Я присела за стол и взяла ложку, начиная есть. Ну, это было съедобно, уже неплохо. Хоть не придется давиться. Хорошие девочки кушают молча, так ведь? Поэтому я не стала переспрашивать, а просто молча ела. Даже не подумав о том, что там может быть любая отрава. Но как только такие мысли пришли в голову, сразу стало хуже. Захотелось выплюнуть все, но я сдержала этот порыв. Лучше бы вообще перестала думать, черт.
— Нужно будет подобрать для тебя образ, сделать фотографии. — его тонкие пальцы коснулись моих волос, поднимая прядь, отчего я задержала дыхание. Стало очень страшно. Хотя, всегда было страшно. Он стоял надо мной, пристально наблюдая за тем, как я ем. Я не понимала его мотивов, да и куда мне их понять, но знать хотелось. К черту приличия.

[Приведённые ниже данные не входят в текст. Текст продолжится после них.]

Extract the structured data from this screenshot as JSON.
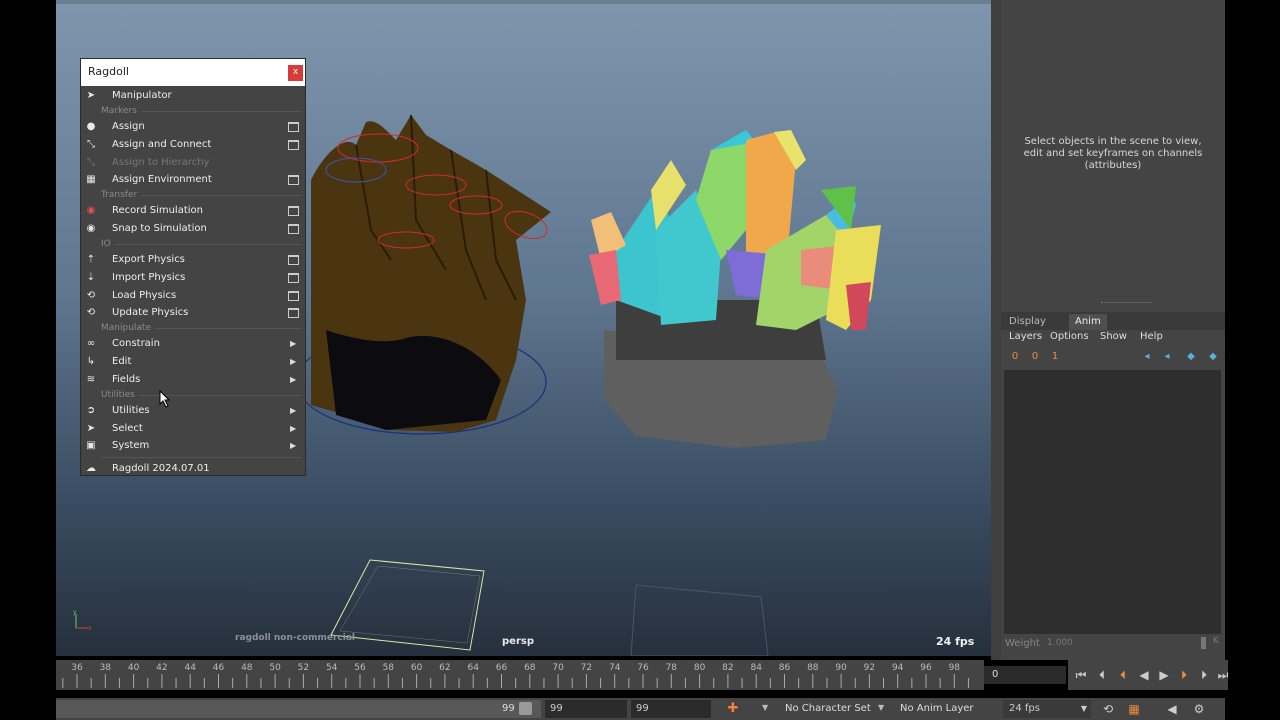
{
  "viewport": {
    "camera": "persp",
    "fps": "24 fps",
    "watermark": "ragdoll non-commercial"
  },
  "channel_box": {
    "hint": "Select objects in the scene to view, edit and set keyframes on channels (attributes)"
  },
  "layer_editor": {
    "tabs": [
      "Display",
      "Anim"
    ],
    "active_tab": "Anim",
    "menu": [
      "Layers",
      "Options",
      "Show",
      "Help"
    ],
    "weight_label": "Weight",
    "weight_value": "1.000",
    "weight_key": "K"
  },
  "time_slider": {
    "ticks": [
      "36",
      "38",
      "40",
      "42",
      "44",
      "46",
      "48",
      "50",
      "52",
      "54",
      "56",
      "58",
      "60",
      "62",
      "64",
      "66",
      "68",
      "70",
      "72",
      "74",
      "76",
      "78",
      "80",
      "82",
      "84",
      "86",
      "88",
      "90",
      "92",
      "94",
      "96",
      "98"
    ],
    "current_frame": "0"
  },
  "range_slider": {
    "range_end_display": "99",
    "start_field": "99",
    "end_field": "99",
    "character_set": "No Character Set",
    "anim_layer": "No Anim Layer",
    "fps": "24 fps"
  },
  "ragdoll_menu": {
    "title": "Ragdoll",
    "close": "x",
    "items": {
      "manipulator": "Manipulator",
      "markers_header": "Markers",
      "assign": "Assign",
      "assign_connect": "Assign and Connect",
      "assign_hierarchy": "Assign to Hierarchy",
      "assign_environment": "Assign Environment",
      "transfer_header": "Transfer",
      "record_simulation": "Record Simulation",
      "snap_to_simulation": "Snap to Simulation",
      "io_header": "IO",
      "export_physics": "Export Physics",
      "import_physics": "Import Physics",
      "load_physics": "Load Physics",
      "update_physics": "Update Physics",
      "manipulate_header": "Manipulate",
      "constrain": "Constrain",
      "edit": "Edit",
      "fields": "Fields",
      "utilities_header": "Utilities",
      "utilities": "Utilities",
      "select": "Select",
      "system": "System",
      "version": "Ragdoll 2024.07.01"
    }
  },
  "colors": {
    "viewport_top": "#7f96ad",
    "viewport_bottom": "#26303d",
    "panel": "#444444",
    "close_red": "#d93a3a",
    "hair_brown": "#4a3510"
  }
}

— Расскажешь, зачем? — я перестала есть, задавая вопрос, но поднять на него взгляд мне не хватило сил. Руки предательски тряслись, особенно, когда я держала ложку. Пришлось положить ее в тарелку, чтобы не выдавать свой страх настолько.
— Ты должна доесть. — его голос стал резко грубим, с металлическими нотками, что словно иголки вводились в мозг. Я сразу же взяла ложку в руки и начала доедать остатки своего супа с куском хлеба. — А после мы поговорим. — а на этой фразе его голос снова стал бархатистым и глубоким, видимо, оценил. Хорошо.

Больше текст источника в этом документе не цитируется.